Here’s what I learned.
Movie news
The big news is that Patty Jenkins has been hired to direct Wonder Woman 2 and is getting paid a big chunk of cash to do it – at (roughly) $8m, which is eight times what she got for Wonder Woman, she’s now officially the highest paid female director ever.
She’s also co-writing the sequel and although the plot is tightly under wraps (maybe the Cold War, maybe with the Invisible Jet), all we can say for sure is that she’s going to be co-writing it with Geoff Johns (again) and now Dave Callahan. Callahan’s best known for writing The Expendables, but he was also working with Jenkins on an adaptation of Jo Nesbo’s Jackpot before the big chunk of cash arrived. I’m guessing that’s on hold for a while now.
Meanwhile, publicity for the release of Wonder Woman on Blu-Ray continues apace, with more clips from the extras. Top of these again is another Etta Candy video, this time about Steve Trevor:
Join Etta Candy’s fireside chat about the dashing Steve Trevor. Own #WonderWoman on Digital Now and Blu-ray™ 9/19. @reallucydavis pic.twitter.com/GMV30su6pY
— Wonder Woman 1984 (@WonderWomanFilm) September 8, 2017
But there’s also a clip about the photograph linking Wonder Woman with Batman v Superman:
Go behind the scenes to see how director, Patty Jenkins, bridged the gap between #WonderWoman and #BatmanvSuperman with the photograph. pic.twitter.com/a2GkvVLQB5
— Wonder Woman 1984 (@WonderWomanFilm) September 11, 2017
Of course, Blu-Ray isn’t the only way to watch Wonder Woman and in the US, you can watch it on DirecTV Cinema. Rather nicely, they’ve put out an ad for it that’s voiced by none other than Susan Eisenberg – the voice of Wonder Woman for an entire generation who grew up on the Justice League cartoons:
https://twitter.com/amazonheroicon/status/905183907296903168
That’s about it though, so after the jump, we’ll be looking at the only comic of note to feature Diana this week: Wonder Woman #30. TTFN!
Comics reviews
Wonder Woman #30
Plot
Diana decides not to hand over her blood to the government after all, since it plans to focus on boosting soldiers rather than healing. However, she faces a group of soldiers who have all been enhanced with her own powers using that bad doctor’s technology. Fortunately, Etta and Steve come to the rescue and Diana is able to use her lasso to revert the soldiers back to normal.
Is it any good?
It’s basically issue #27 again. Same idea, same resolution.
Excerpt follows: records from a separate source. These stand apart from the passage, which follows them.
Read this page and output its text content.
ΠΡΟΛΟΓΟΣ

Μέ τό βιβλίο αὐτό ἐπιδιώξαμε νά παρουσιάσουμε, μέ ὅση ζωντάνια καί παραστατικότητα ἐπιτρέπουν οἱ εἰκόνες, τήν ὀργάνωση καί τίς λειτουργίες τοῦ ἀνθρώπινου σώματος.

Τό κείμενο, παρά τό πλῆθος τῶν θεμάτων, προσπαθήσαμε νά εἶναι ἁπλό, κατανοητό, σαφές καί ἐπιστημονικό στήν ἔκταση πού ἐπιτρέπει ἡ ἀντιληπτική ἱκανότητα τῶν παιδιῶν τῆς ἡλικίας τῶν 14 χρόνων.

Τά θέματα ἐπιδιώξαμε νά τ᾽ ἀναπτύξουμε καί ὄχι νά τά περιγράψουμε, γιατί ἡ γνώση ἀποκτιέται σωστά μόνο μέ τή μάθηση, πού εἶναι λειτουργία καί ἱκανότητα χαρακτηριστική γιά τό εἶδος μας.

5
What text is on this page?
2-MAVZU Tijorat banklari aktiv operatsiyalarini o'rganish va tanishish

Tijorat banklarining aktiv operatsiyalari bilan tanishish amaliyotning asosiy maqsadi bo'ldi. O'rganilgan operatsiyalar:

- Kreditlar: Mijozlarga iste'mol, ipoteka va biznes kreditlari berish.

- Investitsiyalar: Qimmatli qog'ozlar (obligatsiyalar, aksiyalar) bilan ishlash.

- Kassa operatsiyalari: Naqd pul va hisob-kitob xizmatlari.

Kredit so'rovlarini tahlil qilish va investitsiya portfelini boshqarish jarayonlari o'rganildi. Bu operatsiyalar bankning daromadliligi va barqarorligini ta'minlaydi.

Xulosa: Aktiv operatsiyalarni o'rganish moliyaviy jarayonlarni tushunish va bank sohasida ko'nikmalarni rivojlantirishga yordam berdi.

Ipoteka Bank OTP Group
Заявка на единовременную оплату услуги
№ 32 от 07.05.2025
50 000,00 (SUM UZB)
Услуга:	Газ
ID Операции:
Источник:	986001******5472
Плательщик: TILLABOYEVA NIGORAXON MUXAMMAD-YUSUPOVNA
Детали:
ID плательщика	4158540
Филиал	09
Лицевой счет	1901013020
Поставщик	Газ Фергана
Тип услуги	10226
It also makes you wonder how Diana ever manages to do anything in the Rebirth universe without Steve and Etta to help.
Extra notes
- You can apparently get Diana’s powers – the gifts of the gods – through her DNA, including flight. Hmm. However, you need a bit more than just blood to stand a chance of making it permanent.
- Diana’s reverted to not trusting her patrons. But still calling them her patrons.
- In the DC Rebirth Universe, there were apparently superheroes around for ages but no superheroines before Diana turned up, which was a long time ago – we’re talking long enough for one of the soldiers to have been a kid at the time:
From which we can conclude… not much except that editorial consistency across the DC comics universe is as weak as it’s always been.
On balance, quite a weak ending to an average beginning for Shea Fontana’s run on the title. The attempt to create fake superheroes using science is a familiar trope that even Injustice Gods Among Us mined for years. A lot of the good things Rucka established have been ignored, particularly the tone, while making Diana part of yet another secret US government operation is so Volume 3. And Diana’s continual depowering throughout Rebirth hasn’t really endeared the new universe to me.
Rebirth is starting to feel like it should simply be called ‘regurgitated’.